I will keep updating my portfolio companies on my website with a short blurb on why I like them and what they are doing.
Thank you, cat @pseudotheos, for helping review my article, me and mea familia will be forever grateful.
Phew, that was a lot to write. Now, we are getting to the good stuff, and that is where I want to head next. I feel like over the last 6 years, I’ve gone very deep into crypto, which has expanded my knowledge of our industry and has taught me a lot of things, but it has also narrowed my horizons. I’d like to learn a lot more about the world beyond just crypto because I want to build useful things for everyone, which is one of the main reasons I am working on Worldcoin. This August, I have planned to spend about 3 weeks in the Bay area in order to meet more people outside of my realm of specialty, I want to meet people into AI, biotech, physics, engineering, space technology, longevity, energy, hardware and lots of other domains in order to expand my world view.
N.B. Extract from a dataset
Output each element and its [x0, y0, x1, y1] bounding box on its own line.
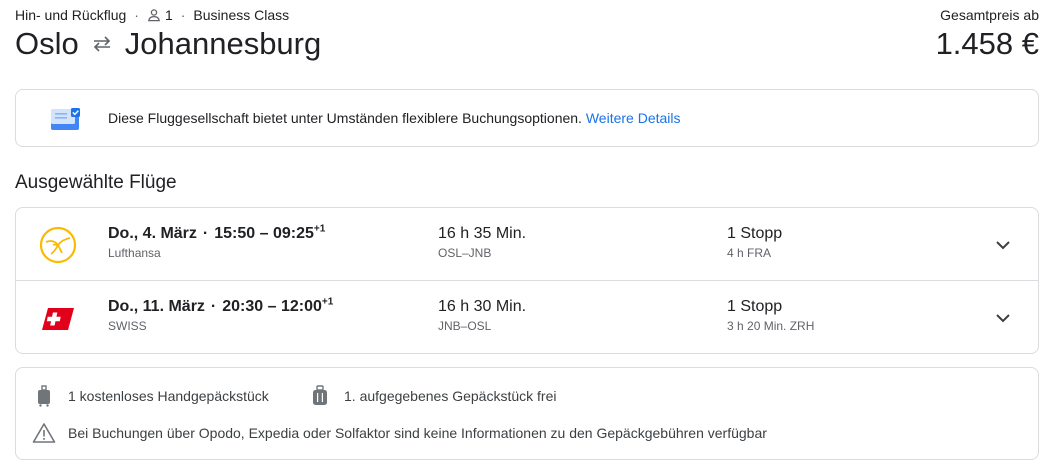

I want to spend more time around founders of a different nature and learn more about their fields of expertise. This doesn’t mean I want to quit crypto, not by a long shot, but I do want to build tools that are useful for everyone, just like longevity, AI, or hardware generally are used by everyone. In the immediate short term, I will close my current deal flow, and after I do so I will be very happy with my crypto portfolio, but I will be looking to angel invest outside of crypto as well once I have more liquidity to deploy.
I hope to catch up with you all at ETHCC in Brussels, SBC, Zuzalu, or Devcon in Thailand later this year, friends.